Büyük bir siyasî deha: Sultan Selim Han

Sekiz yıl kadar süren padişahlık devresinde geniş bir coğrafyada İttihad-ı İslâm’ı tesis etmeye muvaffak olan Sultan Selim Hanın, bugün vefât yıl dönümü: 22 Eylül 1520.

Cenâb-ı Hak, hem ona, hem hizmet ve dâvâ arkadaşlarına rahmet ve mağfiret eylesin. Amin.

Bediüzzaman Hazretleri’nin “Elhâsıl, Sultan Selim’e biat ettim” demesi gibi, biz de onun İttihad-ı İslâm meselesindeki fikrine ve siyasî dehâsına biat ediyor ve yürekten alkışlıyoruz.

Başkaları ne derse desin, Üstad Bediüzzaman’ın sözü bizim için senettir ve hüccettir. Kaldı ki, Sultan Selim’e düşmanlık edenlerin, gerçekte İslâm Birliği diye bir dertleri, tasaları, hedef ve maksatları yoktur.

Sultan Selim Han’ın bir değil, birçok meziyet sahibi olduğunu anlıyoruz. Milletin arasındaki “ihtilâf û tefrika” ortadan kaldırarak İslâm Birliğini kurma yönündeki harikulâde tutum ve gayreti onu gönüllerin padişahı yaptığı gibi, bu kudsî dâvâsında muvaffak olması da, onun askerî, siyasî ve diplomasi sahasında da nasıl dehâ derecesinde bir kabiliyete mâlik olduğunu gösteriyor.

Balkanlar’dan, Batı dünyasında ve Haçlı ittifakından gelmesi muhtemel tehlikelerin artık durduğunu ve bunların büyük ölçüde bertaraf edildiğini gören, idrak eden Sultan Selim Han, bütün kuvveti ve himmetiyle Şark’a yöneldi.

Şark’ta, mâlûm dehşetli bir “Siyasî Şiâ” tehlikesi vardı. 1501’de İran’ın başına geçen Şah İsmail, Doğu Anadolu’nun bazı bölgelerinde de kışkırtıcı, hatta yıkıcı faaliyetlerde bulunuyordu.

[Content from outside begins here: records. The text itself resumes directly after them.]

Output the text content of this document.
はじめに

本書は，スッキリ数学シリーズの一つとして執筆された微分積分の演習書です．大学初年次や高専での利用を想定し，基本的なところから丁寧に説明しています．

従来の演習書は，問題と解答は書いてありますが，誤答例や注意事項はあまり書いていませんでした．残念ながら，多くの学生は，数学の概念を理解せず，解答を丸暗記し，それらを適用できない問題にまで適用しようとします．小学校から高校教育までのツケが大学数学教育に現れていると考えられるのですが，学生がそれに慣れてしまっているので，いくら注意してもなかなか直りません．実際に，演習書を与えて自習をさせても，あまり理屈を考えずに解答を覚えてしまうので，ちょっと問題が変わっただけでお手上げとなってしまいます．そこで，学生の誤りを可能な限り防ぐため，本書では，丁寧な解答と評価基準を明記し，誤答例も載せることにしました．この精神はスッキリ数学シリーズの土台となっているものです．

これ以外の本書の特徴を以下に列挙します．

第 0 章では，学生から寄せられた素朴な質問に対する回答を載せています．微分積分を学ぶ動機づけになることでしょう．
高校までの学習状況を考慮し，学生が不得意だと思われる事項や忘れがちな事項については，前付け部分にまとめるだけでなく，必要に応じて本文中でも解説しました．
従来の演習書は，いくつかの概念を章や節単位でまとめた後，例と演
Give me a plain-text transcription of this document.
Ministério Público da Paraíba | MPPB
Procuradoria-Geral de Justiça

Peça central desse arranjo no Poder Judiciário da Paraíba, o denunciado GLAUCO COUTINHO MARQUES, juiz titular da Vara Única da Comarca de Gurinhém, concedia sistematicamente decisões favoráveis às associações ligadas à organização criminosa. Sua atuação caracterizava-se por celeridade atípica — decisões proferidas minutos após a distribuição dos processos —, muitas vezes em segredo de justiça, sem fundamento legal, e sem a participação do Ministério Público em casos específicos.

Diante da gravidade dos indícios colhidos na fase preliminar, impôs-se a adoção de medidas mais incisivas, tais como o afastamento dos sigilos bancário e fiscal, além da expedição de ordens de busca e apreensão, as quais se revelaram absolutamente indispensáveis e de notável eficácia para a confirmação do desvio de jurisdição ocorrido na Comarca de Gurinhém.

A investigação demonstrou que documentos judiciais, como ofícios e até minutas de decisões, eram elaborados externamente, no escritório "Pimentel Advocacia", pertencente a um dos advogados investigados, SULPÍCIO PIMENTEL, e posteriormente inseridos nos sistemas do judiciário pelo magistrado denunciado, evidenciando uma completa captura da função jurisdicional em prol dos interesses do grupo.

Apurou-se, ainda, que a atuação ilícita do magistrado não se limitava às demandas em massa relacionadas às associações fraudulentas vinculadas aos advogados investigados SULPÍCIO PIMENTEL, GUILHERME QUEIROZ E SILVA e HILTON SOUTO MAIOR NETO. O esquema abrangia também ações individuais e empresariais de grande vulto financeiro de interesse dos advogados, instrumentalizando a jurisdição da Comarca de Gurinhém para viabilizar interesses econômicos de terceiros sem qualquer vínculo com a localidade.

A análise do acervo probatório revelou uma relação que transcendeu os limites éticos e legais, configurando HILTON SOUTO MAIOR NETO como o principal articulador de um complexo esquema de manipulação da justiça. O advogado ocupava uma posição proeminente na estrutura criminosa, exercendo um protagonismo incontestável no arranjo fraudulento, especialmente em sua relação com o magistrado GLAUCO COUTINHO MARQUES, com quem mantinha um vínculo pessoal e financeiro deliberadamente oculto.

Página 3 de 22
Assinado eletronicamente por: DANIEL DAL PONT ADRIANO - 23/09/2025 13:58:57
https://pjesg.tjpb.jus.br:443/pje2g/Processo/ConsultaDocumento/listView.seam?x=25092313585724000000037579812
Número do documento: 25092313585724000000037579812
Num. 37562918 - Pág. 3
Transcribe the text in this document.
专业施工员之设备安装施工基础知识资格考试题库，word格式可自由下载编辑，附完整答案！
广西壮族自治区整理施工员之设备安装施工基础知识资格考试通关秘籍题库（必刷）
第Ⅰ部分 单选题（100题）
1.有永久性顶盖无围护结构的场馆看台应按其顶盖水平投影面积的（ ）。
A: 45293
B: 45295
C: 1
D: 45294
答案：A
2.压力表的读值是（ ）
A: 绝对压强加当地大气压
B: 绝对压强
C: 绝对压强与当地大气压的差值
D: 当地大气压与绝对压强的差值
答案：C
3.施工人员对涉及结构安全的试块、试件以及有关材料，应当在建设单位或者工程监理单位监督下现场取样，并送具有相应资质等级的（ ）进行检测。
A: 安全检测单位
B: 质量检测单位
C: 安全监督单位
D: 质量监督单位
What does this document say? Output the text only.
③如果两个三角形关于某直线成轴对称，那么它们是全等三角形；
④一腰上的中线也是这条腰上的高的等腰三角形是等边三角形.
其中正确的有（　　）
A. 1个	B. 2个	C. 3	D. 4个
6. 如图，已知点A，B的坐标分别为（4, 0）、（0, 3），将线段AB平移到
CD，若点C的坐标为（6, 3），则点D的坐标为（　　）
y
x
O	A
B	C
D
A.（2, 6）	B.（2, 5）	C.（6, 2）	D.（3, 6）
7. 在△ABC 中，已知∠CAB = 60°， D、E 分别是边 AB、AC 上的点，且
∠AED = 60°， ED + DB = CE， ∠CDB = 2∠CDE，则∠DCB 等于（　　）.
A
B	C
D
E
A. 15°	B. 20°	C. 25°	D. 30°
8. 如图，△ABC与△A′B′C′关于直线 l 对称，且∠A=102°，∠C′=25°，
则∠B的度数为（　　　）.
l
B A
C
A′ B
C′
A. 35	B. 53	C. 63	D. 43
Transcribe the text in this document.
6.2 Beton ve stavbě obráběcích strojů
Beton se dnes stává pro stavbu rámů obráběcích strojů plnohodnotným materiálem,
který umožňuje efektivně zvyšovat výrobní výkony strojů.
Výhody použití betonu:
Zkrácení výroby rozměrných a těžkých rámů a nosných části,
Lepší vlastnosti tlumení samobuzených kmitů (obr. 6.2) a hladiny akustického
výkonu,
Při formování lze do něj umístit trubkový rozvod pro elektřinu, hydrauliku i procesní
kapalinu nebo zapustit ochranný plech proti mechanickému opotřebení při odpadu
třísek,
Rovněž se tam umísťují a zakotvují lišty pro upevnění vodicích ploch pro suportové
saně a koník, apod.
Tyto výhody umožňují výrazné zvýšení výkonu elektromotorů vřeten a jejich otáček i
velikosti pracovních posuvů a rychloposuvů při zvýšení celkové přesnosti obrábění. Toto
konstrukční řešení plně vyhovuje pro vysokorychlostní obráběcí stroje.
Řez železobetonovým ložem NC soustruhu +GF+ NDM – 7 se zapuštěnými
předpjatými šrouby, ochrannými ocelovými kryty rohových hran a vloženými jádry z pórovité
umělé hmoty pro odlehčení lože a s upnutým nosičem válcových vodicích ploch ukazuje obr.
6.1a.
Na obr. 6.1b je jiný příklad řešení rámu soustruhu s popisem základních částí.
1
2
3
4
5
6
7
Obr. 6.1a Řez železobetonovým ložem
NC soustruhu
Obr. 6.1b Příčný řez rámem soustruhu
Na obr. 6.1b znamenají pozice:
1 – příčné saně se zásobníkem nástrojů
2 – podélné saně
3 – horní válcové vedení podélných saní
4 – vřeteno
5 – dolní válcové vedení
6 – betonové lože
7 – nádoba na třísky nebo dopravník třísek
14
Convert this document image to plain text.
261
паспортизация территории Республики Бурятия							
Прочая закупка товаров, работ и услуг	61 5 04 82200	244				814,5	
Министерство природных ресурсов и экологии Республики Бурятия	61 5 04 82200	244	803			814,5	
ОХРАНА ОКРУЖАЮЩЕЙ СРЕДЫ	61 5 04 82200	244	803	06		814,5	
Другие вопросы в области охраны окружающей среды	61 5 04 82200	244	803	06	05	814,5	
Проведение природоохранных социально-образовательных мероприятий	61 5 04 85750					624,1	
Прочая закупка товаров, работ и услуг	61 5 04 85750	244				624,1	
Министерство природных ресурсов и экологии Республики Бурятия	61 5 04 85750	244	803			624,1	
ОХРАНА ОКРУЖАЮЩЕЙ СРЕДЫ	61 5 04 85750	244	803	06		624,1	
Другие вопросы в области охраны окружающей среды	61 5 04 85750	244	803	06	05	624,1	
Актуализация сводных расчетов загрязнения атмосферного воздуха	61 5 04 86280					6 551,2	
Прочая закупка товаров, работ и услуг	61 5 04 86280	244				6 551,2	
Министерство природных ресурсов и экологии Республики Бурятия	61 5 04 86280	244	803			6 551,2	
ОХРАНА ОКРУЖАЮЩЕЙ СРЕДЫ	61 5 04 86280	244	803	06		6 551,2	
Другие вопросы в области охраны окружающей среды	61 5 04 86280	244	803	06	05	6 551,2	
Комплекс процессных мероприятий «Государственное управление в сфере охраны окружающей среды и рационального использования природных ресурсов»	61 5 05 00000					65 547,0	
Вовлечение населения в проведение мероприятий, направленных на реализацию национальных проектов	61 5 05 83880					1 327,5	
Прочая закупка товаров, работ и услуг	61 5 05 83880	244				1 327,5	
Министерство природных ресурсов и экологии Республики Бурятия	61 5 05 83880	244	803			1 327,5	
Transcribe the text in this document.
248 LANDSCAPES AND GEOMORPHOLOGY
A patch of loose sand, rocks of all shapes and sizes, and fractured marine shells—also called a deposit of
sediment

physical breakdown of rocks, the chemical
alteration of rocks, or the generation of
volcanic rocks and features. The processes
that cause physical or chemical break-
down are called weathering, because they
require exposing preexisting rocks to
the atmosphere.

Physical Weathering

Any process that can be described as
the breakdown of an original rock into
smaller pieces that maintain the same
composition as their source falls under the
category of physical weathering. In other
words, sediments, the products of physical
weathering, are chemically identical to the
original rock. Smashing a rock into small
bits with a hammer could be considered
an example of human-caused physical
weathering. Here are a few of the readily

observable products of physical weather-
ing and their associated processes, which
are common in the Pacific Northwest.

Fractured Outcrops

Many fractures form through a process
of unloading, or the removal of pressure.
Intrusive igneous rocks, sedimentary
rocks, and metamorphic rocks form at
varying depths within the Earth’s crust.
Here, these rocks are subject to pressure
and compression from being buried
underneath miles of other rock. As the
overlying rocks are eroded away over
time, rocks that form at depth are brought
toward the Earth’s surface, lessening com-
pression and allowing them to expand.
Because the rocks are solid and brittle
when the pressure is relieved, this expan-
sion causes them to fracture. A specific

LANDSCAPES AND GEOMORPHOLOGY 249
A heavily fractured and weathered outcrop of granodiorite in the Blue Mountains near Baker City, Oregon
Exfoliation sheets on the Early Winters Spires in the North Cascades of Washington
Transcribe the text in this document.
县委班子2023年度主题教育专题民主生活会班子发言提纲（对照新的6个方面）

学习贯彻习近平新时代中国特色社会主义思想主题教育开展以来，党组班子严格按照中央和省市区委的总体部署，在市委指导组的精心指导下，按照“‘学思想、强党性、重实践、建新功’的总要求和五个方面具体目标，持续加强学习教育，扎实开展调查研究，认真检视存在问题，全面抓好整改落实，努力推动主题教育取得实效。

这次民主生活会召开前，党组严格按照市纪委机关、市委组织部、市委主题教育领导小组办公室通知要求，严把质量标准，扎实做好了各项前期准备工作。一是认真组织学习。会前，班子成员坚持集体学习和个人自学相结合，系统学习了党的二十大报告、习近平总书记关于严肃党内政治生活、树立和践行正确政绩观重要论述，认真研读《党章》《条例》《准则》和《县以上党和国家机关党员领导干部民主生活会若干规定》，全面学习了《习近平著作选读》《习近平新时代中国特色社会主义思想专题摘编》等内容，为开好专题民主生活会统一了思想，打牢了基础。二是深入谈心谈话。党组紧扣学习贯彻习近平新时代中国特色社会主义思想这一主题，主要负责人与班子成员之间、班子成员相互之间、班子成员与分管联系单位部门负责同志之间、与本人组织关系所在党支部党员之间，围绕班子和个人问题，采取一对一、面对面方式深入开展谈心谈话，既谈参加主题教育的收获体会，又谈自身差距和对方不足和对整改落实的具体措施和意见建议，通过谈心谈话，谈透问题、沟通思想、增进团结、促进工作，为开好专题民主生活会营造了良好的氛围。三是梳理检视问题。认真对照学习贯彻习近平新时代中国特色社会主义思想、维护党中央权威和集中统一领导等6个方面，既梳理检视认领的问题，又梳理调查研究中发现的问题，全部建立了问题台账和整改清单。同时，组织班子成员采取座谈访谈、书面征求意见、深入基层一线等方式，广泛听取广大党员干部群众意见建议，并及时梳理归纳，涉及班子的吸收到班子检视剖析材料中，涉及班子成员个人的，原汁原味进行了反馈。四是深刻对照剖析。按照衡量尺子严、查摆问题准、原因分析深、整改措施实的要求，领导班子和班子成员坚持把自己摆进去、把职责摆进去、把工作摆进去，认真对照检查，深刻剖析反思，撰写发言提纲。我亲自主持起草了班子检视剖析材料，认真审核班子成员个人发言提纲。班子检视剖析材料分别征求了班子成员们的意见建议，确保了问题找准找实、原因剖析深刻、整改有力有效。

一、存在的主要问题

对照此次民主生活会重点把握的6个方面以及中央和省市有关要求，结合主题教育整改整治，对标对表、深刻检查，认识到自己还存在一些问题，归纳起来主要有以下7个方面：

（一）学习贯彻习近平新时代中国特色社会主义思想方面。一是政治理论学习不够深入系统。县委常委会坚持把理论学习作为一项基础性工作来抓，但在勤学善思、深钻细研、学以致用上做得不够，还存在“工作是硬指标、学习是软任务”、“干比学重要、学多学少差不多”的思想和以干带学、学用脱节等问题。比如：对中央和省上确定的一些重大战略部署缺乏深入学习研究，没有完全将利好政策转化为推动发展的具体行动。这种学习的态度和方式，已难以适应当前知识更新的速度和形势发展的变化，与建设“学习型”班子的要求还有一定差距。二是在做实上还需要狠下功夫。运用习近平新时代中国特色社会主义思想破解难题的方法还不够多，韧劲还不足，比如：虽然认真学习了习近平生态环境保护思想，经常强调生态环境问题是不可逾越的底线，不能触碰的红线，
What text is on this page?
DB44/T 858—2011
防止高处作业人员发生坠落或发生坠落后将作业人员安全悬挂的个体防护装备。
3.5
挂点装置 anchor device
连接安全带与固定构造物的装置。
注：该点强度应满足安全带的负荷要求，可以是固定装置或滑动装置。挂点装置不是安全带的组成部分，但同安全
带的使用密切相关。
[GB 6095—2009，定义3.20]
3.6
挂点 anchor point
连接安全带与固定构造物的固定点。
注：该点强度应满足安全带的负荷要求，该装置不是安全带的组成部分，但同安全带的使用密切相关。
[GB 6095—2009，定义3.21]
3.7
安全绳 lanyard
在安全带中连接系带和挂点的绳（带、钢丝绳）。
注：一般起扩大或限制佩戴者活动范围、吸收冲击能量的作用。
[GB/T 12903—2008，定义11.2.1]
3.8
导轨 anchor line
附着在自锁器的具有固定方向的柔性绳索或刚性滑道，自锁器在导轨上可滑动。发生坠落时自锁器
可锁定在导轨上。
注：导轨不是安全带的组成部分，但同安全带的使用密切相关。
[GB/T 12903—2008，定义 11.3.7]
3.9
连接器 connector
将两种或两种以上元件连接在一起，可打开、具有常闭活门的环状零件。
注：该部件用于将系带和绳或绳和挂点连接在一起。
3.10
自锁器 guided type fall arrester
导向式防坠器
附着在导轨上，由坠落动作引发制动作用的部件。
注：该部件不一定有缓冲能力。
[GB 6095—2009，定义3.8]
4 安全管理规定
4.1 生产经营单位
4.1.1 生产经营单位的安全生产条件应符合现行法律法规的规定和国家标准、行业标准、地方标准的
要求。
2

Sünnî Kürtlerin üzerinde kurmuş olduğu baskılar had safhaya ulaşmıştı. Özetle, Sultan Selim gibi bir dehânın müdahalesine ihtiyaç hasıl olmuştu.

Öte yandan, Şam, Kahire, Kudüs ve Hicaz taraflarında da ihtilâf, inşikak, başıbozukluk ve kargaşa hali başını almış gidiyordu.

1512’de babası Sultan Bayezid-i Veli’yi devirerek tahta geçen Sultan Selim Han, Şark’ta zuhur eden bütün sıkıntıları gidermek ve geniş İslâm coğrafyasını bir huzur ve sükûn ülkesi haline getirmek için harikulâde bir sıralama yaparak harekete geçti: Şark Seferi (Çaldıran 1514), Şam, Kahire, Filistin ve Hicaz Seferi. (1517)

Bugün, maalesef ecnebilerin tesiri altına girmiş bulunan başta Kürtlerin ve Arapların gönlünü yeniden kazanarak İttihad-ı İslâm’a giden yolu açmak ve o yolda muvaffak olmak için, hem Sultan Selim’e yeniden biat etmek, hem de onun İttihad-ı İslâm’daki fikrini ve uyguladığı siyasî dehânın usûl ve esaslarını iyi bilmek icap eder.

Tabiî, şu medenî çağın şartlarına riayet ederek. Yani, asla kan dökmeden ve kalpleri yumuşatarak, her türlü ırkçılığı reddederek ve bilhassa izâh ile ikna metodunu uygulayarak…

Konuyu, Sultan Selim’in İttihad-ı İslâm’a dair o unutulmaz mısralarıyla noktalayalım:

Milletimde ihtilâf u tefrika endişesi

Kûşe-i kabrimde hattâ bîkarar eyler beni.

İttihadken savlet-i a’dâyı def’e çaremiz,

İttihad etmezse millet, dağ-dar eyler beni.

Benzer konuda makaleler:

İlk yorum yapan olun

Makale hakkında düşüncelerinizi paylaşın...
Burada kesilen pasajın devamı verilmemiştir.